His discoveries have saved countless lives and created new technologies from which the world can profit. Among his discoveries are the pasteurization process, and ways of preventing silk worm diseases, anthrax, chicken cholera and rabies.

He received a degree of bachelor of letters from the College Royale de Besancon.

For the next three years he tutored younger students and prepared for the Ecole Normale Superieure, a teacher training college in Paris.

He was quickly appointed as an assistant professor of chemistry. By 1854, Pasteur's work had gotten him appointed the dean of the school of science at the University of Lisle.

Pasteur saw that fermentation was not a simple chemical reaction, but took place only in the presence of living organisms.

In 1857 Pasteur published his first paper on the formation of lactic acid and its function in souring milk.

In years to come, most of Pasteur's efforts went towards convincing other scientusts that germs do not originate spontaneously in substances, but enter from the outside.

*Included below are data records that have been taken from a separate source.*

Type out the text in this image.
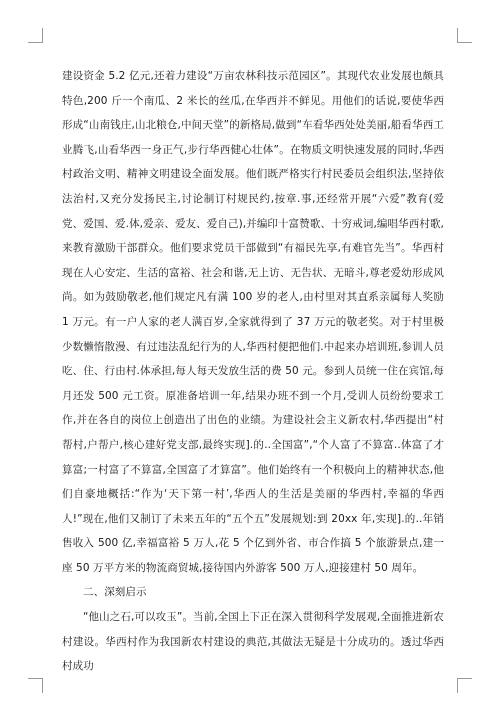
建设资金 5.2 亿元,还着力建设“万亩农林科技示范园区”。其现代农业发展也颇具特色,200 斤一个南瓜、2 米长的丝瓜,在华西并不鲜见。用他们的话说,要使华西形成“山南钱庄,山北粮仓,中间天堂”的新格局,做到“车看华西处处美丽,船看华西工业腾飞,山看华西一身正气,步行华西健心壮体”。在物质文明快速发展的同时,华西村政治文明、精神文明建设全面发展。他们既严格实行村民委员会组织法,坚持依法治村,又充分发扬民主,讨论制订村规民约,按章.事,还经常开展“六爱”教育(爱党、爱国、爱.体,爱亲、爱友、爱自己),并编印十富赞歌、十穷戒词,编唱华西村歌,来教育激励干部群众。他们要求党员干部做到“有福民先享,有难官先当”。华西村现在人心安定、生活的富裕、社会和谐,无上访、无告状、无暗斗,尊老爱幼形成风尚。如为鼓励敬老,他们规定凡有满 100 岁的老人,由村里对其直系亲属每人奖励 1 万元。有一户人家的老人满百岁,全家就得到了 37 万元的敬老奖。对于村里极少数懒惰散漫、有过违法乱纪行为的人,华西村便把他们.中起来办培训班,参训人员吃、住、行由村.体承担,每人每天发放生活的费 50 元。参到人员统一住在宾馆,每月还发 500 元工资。原准备培训一年,结果办班不到一个月,受训人员纷纷要求工作,并在各自的岗位上创造出了出色的业绩。为建设社会主义新农村,华西提出“村帮村,户帮户,核心建好党支部,最终实现].的..全国富”,“个人富了不算富..体富了才算富;一村富了不算富,全国富了才算富”。他们始终有一个积极向上的精神状态,他们自豪地概括:“作为‘天下第一村’,华西人的生活是美丽的华西村,幸福的华西人!”现在,他们又制订了未来五年的“五个五”发展规划:到 20xx 年,实现].的..年销售收入 500 亿,幸福富裕 5 万人,花 5 个亿到外省、市合作搞 5 个旅游景点,建一座 50 万平方米的物流商贸城,接待国内外游客 500 万人,迎接建村 50 周年。

二、深刻启示

“他山之石,可以攻玉”。当前,全国上下正在深入贯彻科学发展观,全面推进新农村建设。华西村作为我国新农村建设的典范,其做法无疑是十分成功的。透过华西村成功
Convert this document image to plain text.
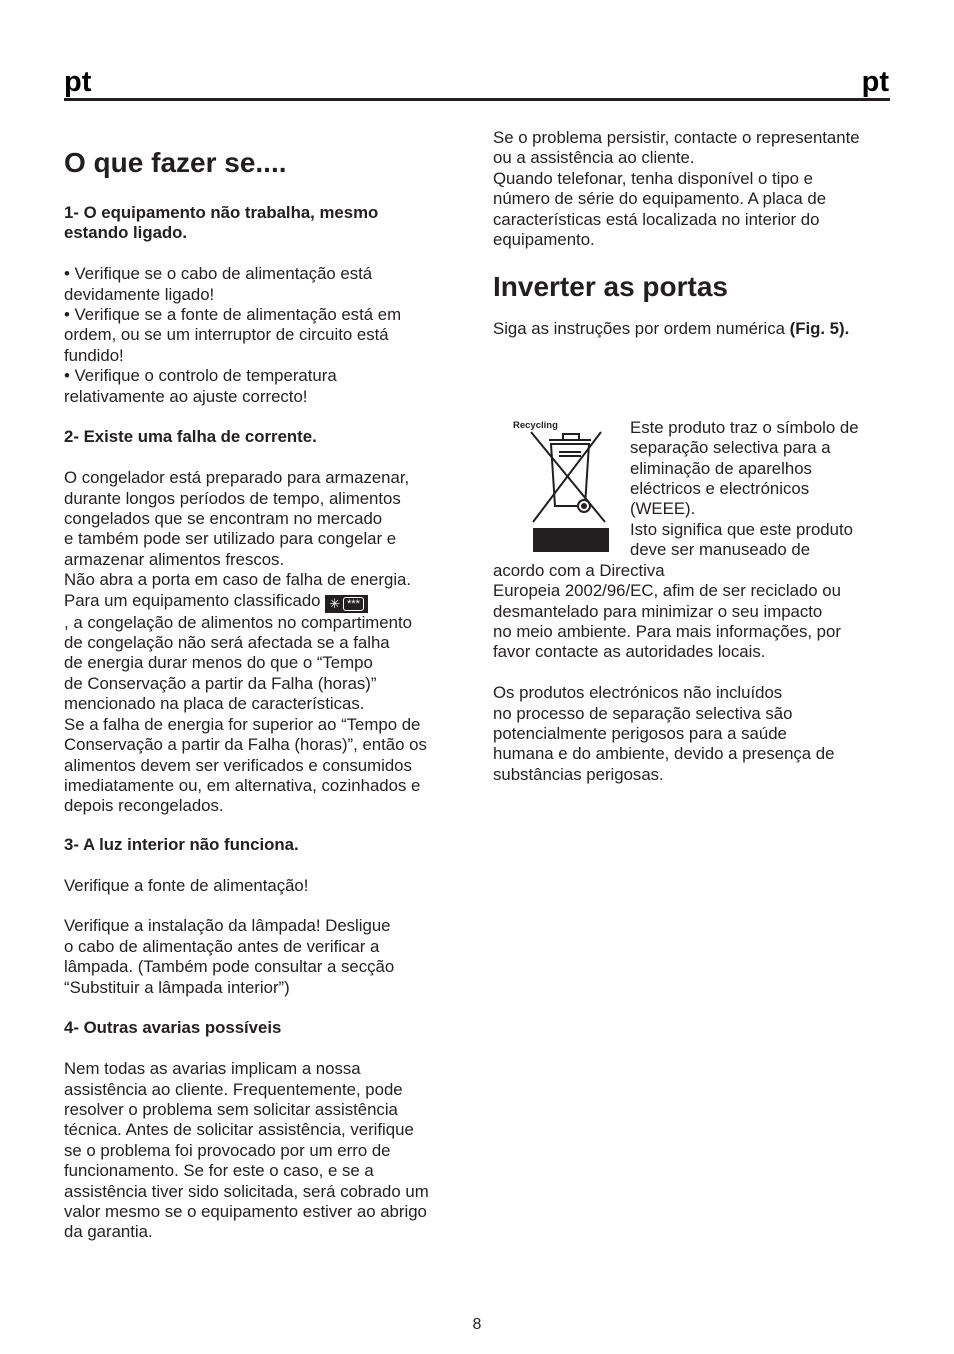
pt	pt
O que fazer se....

1- O equipamento não trabalha, mesmo

estando ligado.

• Verifique se o cabo de alimentação está

devidamente ligado!

• Verifique se a fonte de alimentação está em

ordem, ou se um interruptor de circuito está

fundido!

• Verifique o controlo de temperatura

relativamente ao ajuste correcto!

2- Existe uma falha de corrente.

O congelador está preparado para armazenar,

durante longos períodos de tempo, alimentos

congelados que se encontram no mercado

e também pode ser utilizado para congelar e

armazenar alimentos frescos.

Não abra a porta em caso de falha de energia.

Para um equipamento classificado ✳ ***

, a congelação de alimentos no compartimento

de congelação não será afectada se a falha

de energia durar menos do que o “Tempo

de Conservação a partir da Falha (horas)”

mencionado na placa de características.

Se a falha de energia for superior ao “Tempo de

Conservação a partir da Falha (horas)”, então os

alimentos devem ser verificados e consumidos

imediatamente ou, em alternativa, cozinhados e

depois recongelados.

3- A luz interior não funciona.

Verifique a fonte de alimentação!

Verifique a instalação da lâmpada! Desligue

o cabo de alimentação antes de verificar a

lâmpada. (Também pode consultar a secção

“Substituir a lâmpada interior”)

4- Outras avarias possíveis

Nem todas as avarias implicam a nossa

assistência ao cliente. Frequentemente, pode

resolver o problema sem solicitar assistência

técnica. Antes de solicitar assistência, verifique

se o problema foi provocado por um erro de

funcionamento. Se for este o caso, e se a

assistência tiver sido solicitada, será cobrado um

valor mesmo se o equipamento estiver ao abrigo

da garantia.

Se o problema persistir, contacte o representante

ou a assistência ao cliente.

Quando telefonar, tenha disponível o tipo e

número de série do equipamento. A placa de

características está localizada no interior do

equipamento.

Inverter as portas

Siga as instruções por ordem numérica (Fig. 5).

Recycling	Este produto traz o símbolo de

separação selectiva para a

eliminação de aparelhos

eléctricos e electrónicos

(WEEE).

Isto significa que este produto

deve ser manuseado de

acordo com a Directiva

Europeia 2002/96/EC, afim de ser reciclado ou

desmantelado para minimizar o seu impacto

no meio ambiente. Para mais informações, por

favor contacte as autoridades locais.

Os produtos electrónicos não incluídos

no processo de separação selectiva são

potencialmente perigosos para a saúde

humana e do ambiente, devido a presença de

substâncias perigosas.

8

His work in understanding the functioning of bacteria led him to find a cure for a mysterious disease that was attacking silk worms and he discovered the concept of immunization in his work with curing anthrax. He later ventured to use the same immunization process on humans to prevent rabies that he used on cattle to prevent anthrax and was tremendously successful. Pasteur was a scientific genius whose discoveries have most likely extended all of our lives through disease prevention.